The Academy Awards on February 26, 1942 were a different affair. Following the Japanese bombing of Pearl Harbour the previous December, the Academy wanted to show support for the war effort. The guests at the Biltmore Hotel that evening all paid to attend and proceeds went to the Red Cross.
Guests were also asked not to wear formal dress and the statuette that year (and all following until the end of the war) was made of plaster as the government needed all the metal for the war effort. The 14th Academy Award winner for Best picture that year was John Fords How Green Was My Valley, and the first award for a documentary was given to Churchill’s Island.

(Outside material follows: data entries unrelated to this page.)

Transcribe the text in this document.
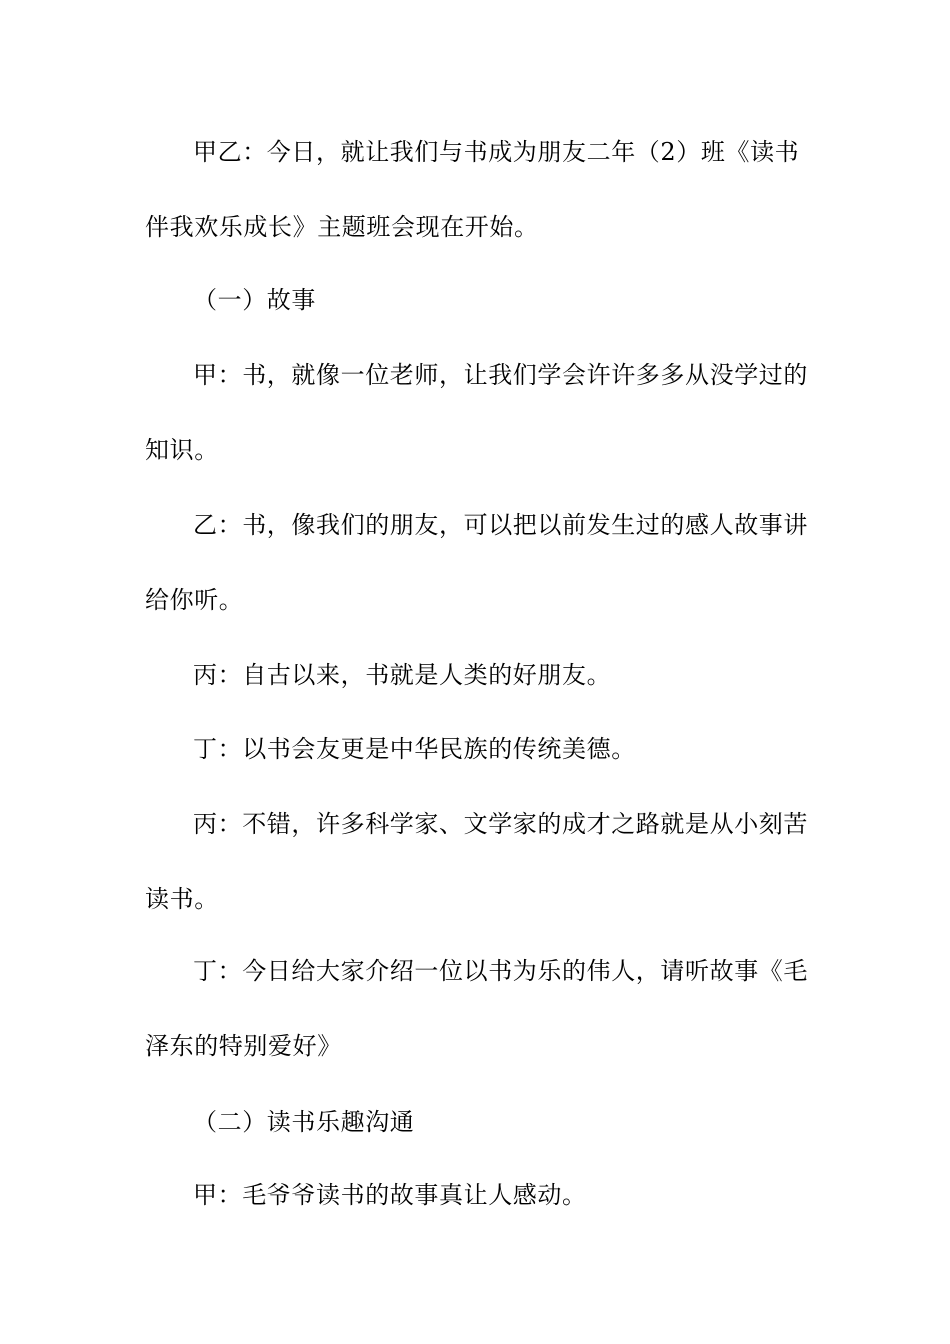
甲乙：今日，就让我们与书成为朋友二年（2）班《读书伴我欢乐成长》主题班会现在开始。

（一）故事

甲：书，就像一位老师，让我们学会许许多多从没学过的知识。

乙：书，像我们的朋友，可以把以前发生过的感人故事讲给你听。

丙：自古以来，书就是人类的好朋友。

丁：以书会友更是中华民族的传统美德。

丙：不错，许多科学家、文学家的成才之路就是从小刻苦读书。

丁：今日给大家介绍一位以书为乐的伟人，请听故事《毛泽东的特别爱好》

（二）读书乐趣沟通

甲：毛爷爷读书的故事真让人感动。
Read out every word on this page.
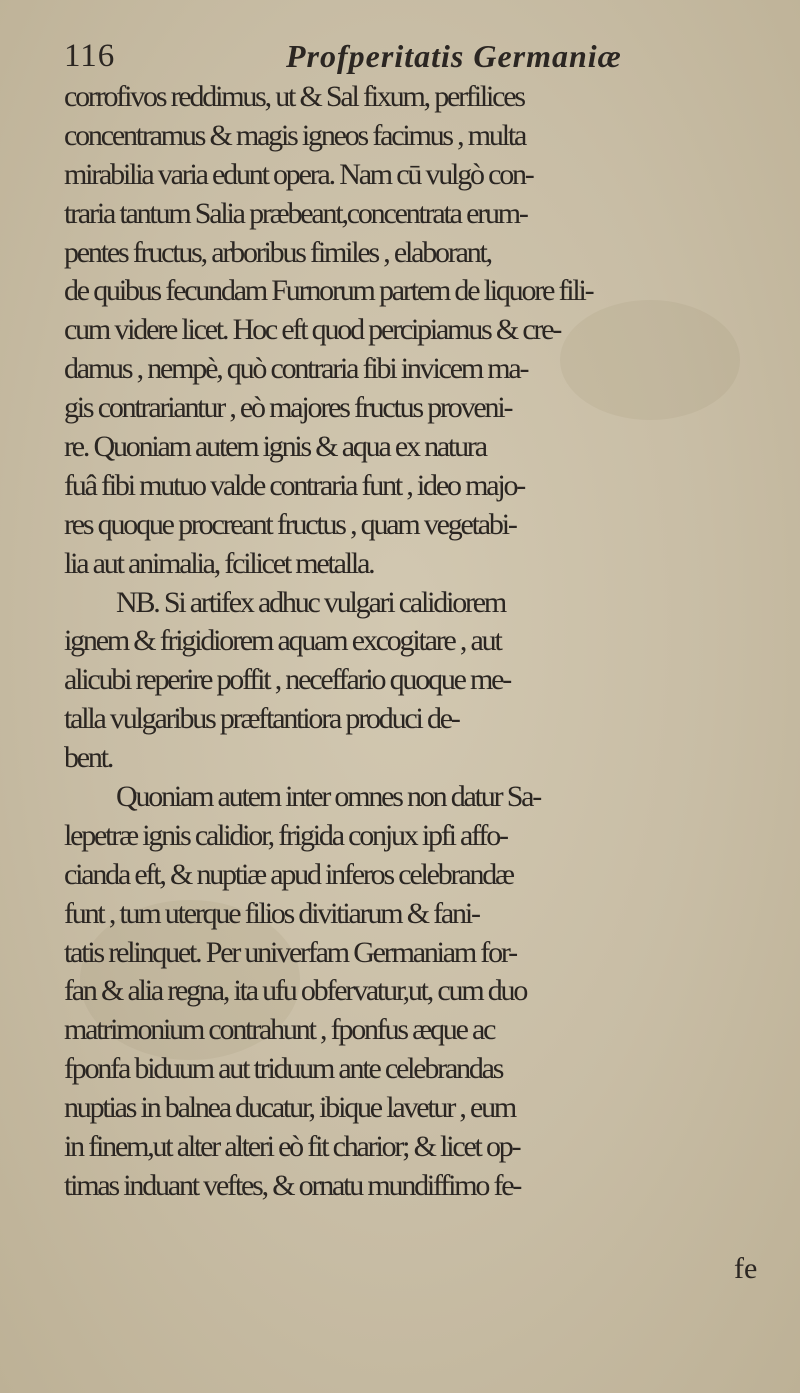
116	Profperitatis Germaniæ
corrofivos reddimus, ut & Sal fixum, perfilices
concentramus & magis igneos facimus , multa
mirabilia varia edunt opera. Nam cū vulgò con-
traria tantum Salia præbeant,concentrata erum-
pentes fructus, arboribus fimiles , elaborant,
de quibus fecundam Furnorum partem de liquore fili-
cum videre licet. Hoc eft quod percipiamus & cre-
damus , nempè, quò contraria fibi invicem ma-
gis contrariantur , eò majores fructus proveni-
re. Quoniam autem ignis & aqua ex natura
fuâ fibi mutuo valde contraria funt , ideo majo-
res quoque procreant fructus , quam vegetabi-
lia aut animalia, fcilicet metalla.
NB. Si artifex adhuc vulgari calidiorem
ignem & frigidiorem aquam excogitare , aut
alicubi reperire poffit , neceffario quoque me-
talla vulgaribus præftantiora produci de-
bent.
Quoniam autem inter omnes non datur Sa-
lepetræ ignis calidior, frigida conjux ipfi affo-
cianda eft, & nuptiæ apud inferos celebrandæ
funt , tum uterque filios divitiarum & fani-
tatis relinquet. Per univerfam Germaniam for-
fan & alia regna, ita ufu obfervatur,ut, cum duo
matrimonium contrahunt , fponfus æque ac
fponfa biduum aut triduum ante celebrandas
nuptias in balnea ducatur, ibique lavetur , eum
in finem,ut alter alteri eò fit charior; & licet op-
timas induant veftes, & ornatu mundiffimo fe-
fe
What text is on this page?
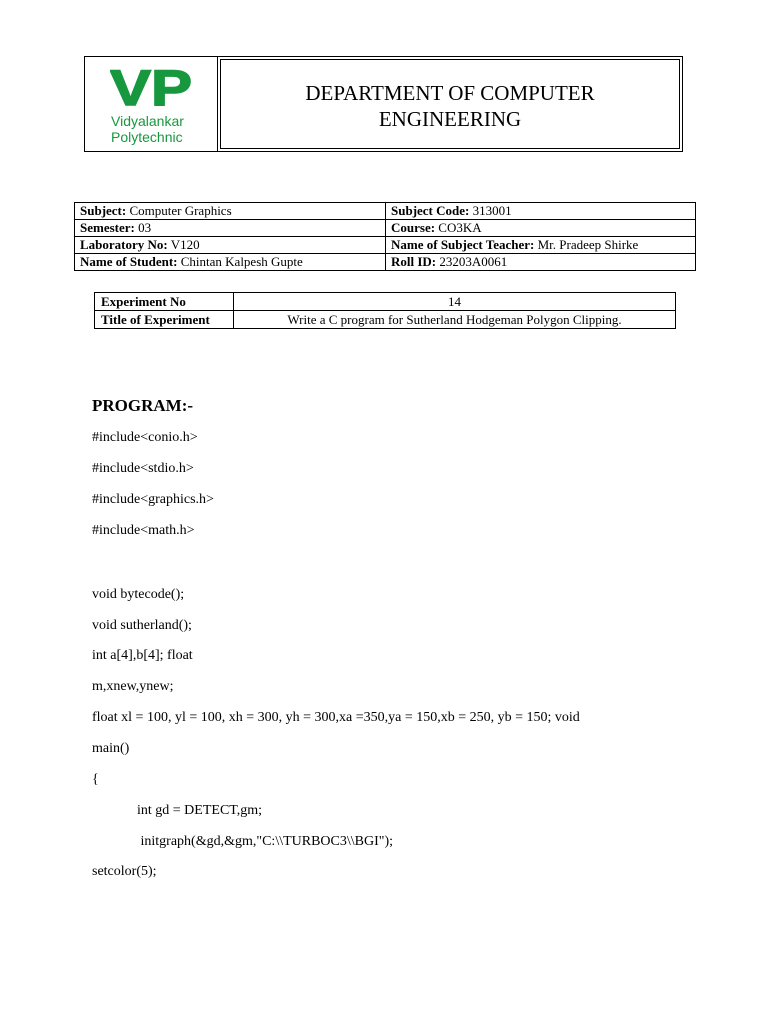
VP
Vidyalankar
Polytechnic
DEPARTMENT OF COMPUTER
ENGINEERING
Subject: Computer Graphics	Subject Code: 313001
Semester: 03	Course: CO3KA
Laboratory No: V120	Name of Subject Teacher: Mr. Pradeep Shirke
Name of Student: Chintan Kalpesh Gupte	Roll ID: 23203A0061
Experiment No	14
Title of Experiment	Write a C program for Sutherland Hodgeman Polygon Clipping.
PROGRAM:-
#include<conio.h>
#include<stdio.h>
#include<graphics.h>
#include<math.h>
void bytecode();
void sutherland();
int a[4],b[4]; float
m,xnew,ynew;
float xl = 100, yl = 100, xh = 300, yh = 300,xa =350,ya = 150,xb = 250, yb = 150; void
main()
{
int gd = DETECT,gm;
initgraph(&gd,&gm,"C:\\TURBOC3\\BGI");
setcolor(5);
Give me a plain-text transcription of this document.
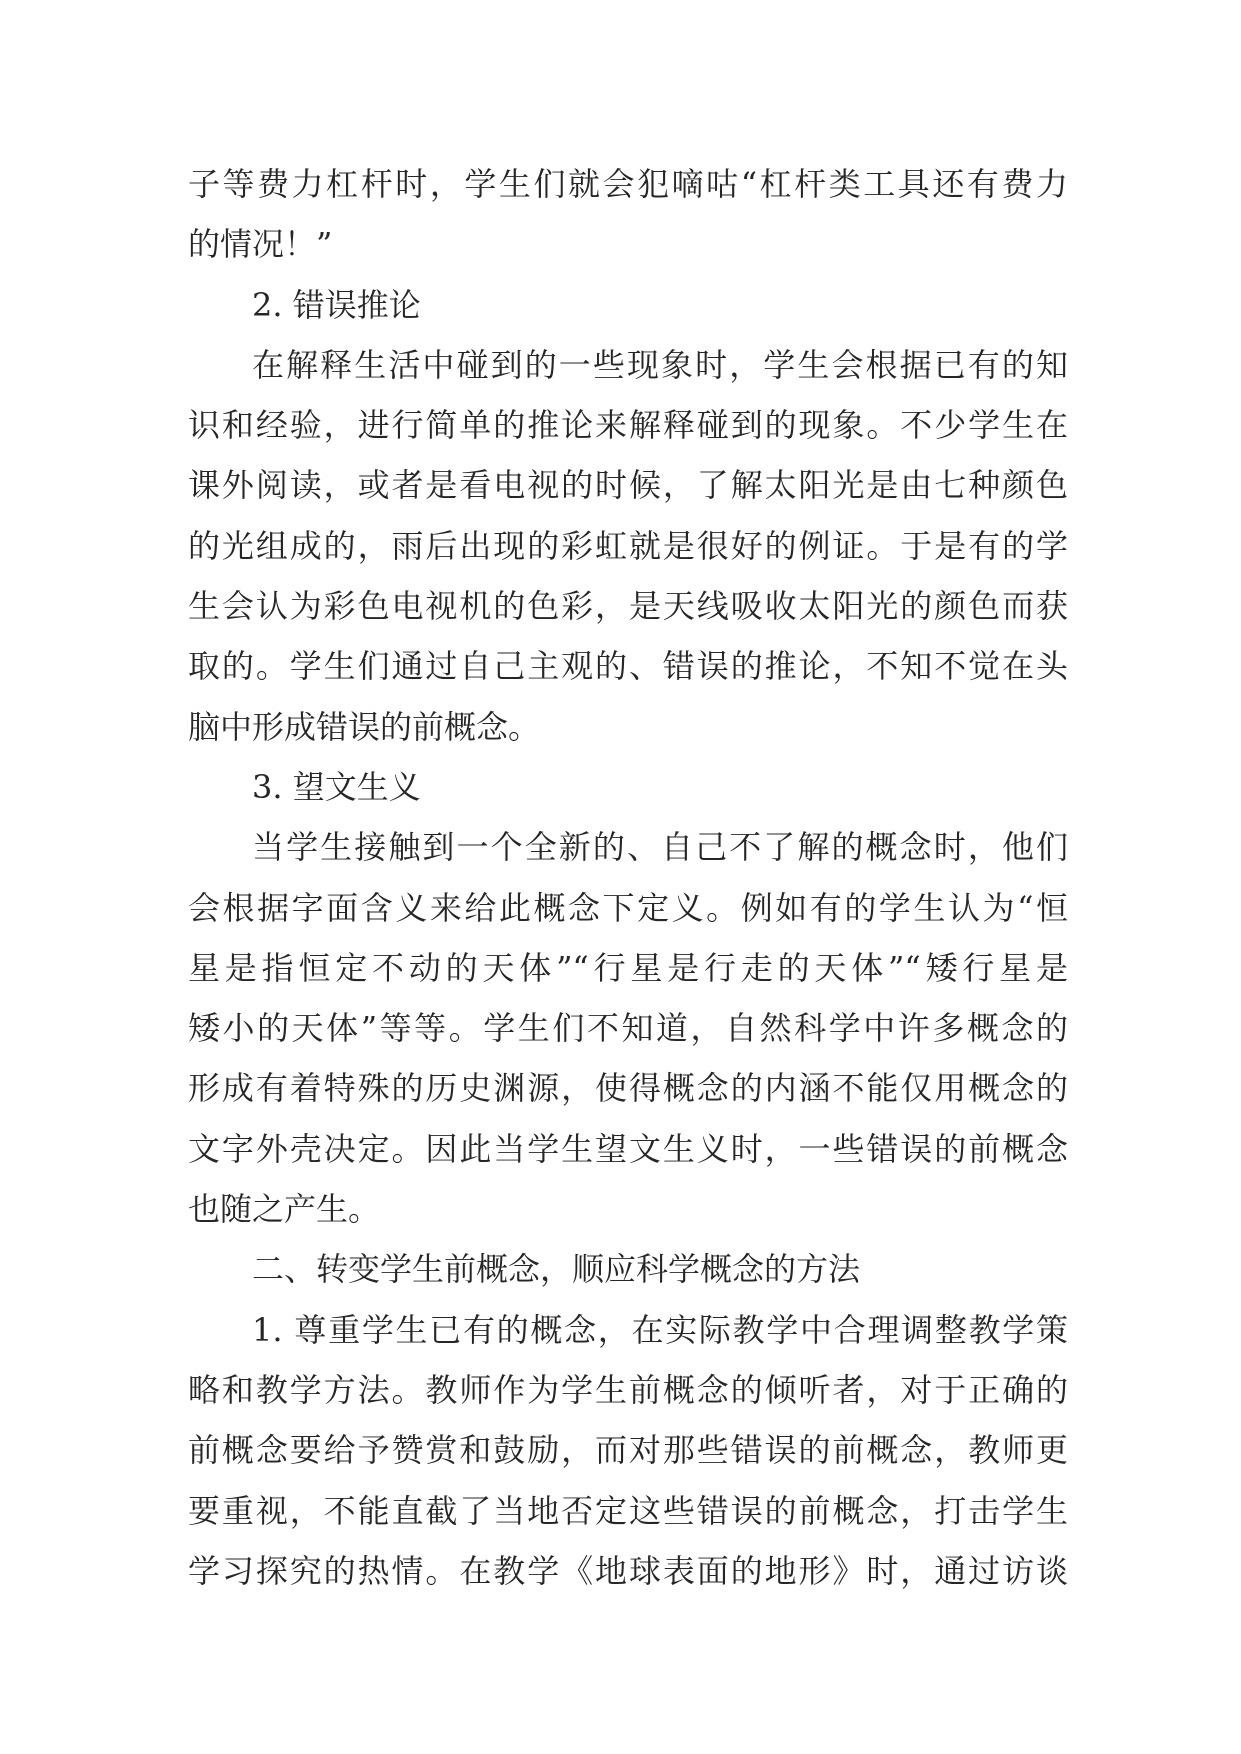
子等费力杠杆时，学生们就会犯嘀咕“杠杆类工具还有费力
的情况！”
2. 错误推论
在解释生活中碰到的一些现象时，学生会根据已有的知
识和经验，进行简单的推论来解释碰到的现象。不少学生在
课外阅读，或者是看电视的时候，了解太阳光是由七种颜色
的光组成的，雨后出现的彩虹就是很好的例证。于是有的学
生会认为彩色电视机的色彩，是天线吸收太阳光的颜色而获
取的。学生们通过自己主观的、错误的推论，不知不觉在头
脑中形成错误的前概念。
3. 望文生义
当学生接触到一个全新的、自己不了解的概念时，他们
会根据字面含义来给此概念下定义。例如有的学生认为“恒
星是指恒定不动的天体”“行星是行走的天体”“矮行星是
矮小的天体”等等。学生们不知道，自然科学中许多概念的
形成有着特殊的历史渊源，使得概念的内涵不能仅用概念的
文字外壳决定。因此当学生望文生义时，一些错误的前概念
也随之产生。
二、转变学生前概念，顺应科学概念的方法
1. 尊重学生已有的概念，在实际教学中合理调整教学策
略和教学方法。教师作为学生前概念的倾听者，对于正确的
前概念要给予赞赏和鼓励，而对那些错误的前概念，教师更
要重视，不能直截了当地否定这些错误的前概念，打击学生
学习探究的热情。在教学《地球表面的地形》时，通过访谈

In March 1926 Hitchcock’s The Pleasure Garden was shown to British Press. At the time, Alfred Hitchcock was a promising art director and writer. Critics were shocked by the film; journalist Cedric Belfrage who wrote for Picturegoer wrote that “Hitchcock has such a complete grasp of all the different branches of film technique that the is able to take far more control of his production than the average director of four times his experience”.
During shooting of The Pleasure Garden, cinematographer Gaetano di Ventimi hid the camera underneath Hitchcock’s bunk as they wanted to avoid Italian duties. When it was found the unexposed film was confiscated and the crew had to buy new film to shoot on location, increasing the films budget. The confiscated film was returned later. Hitchcock became engaged to Alma Reville while filming.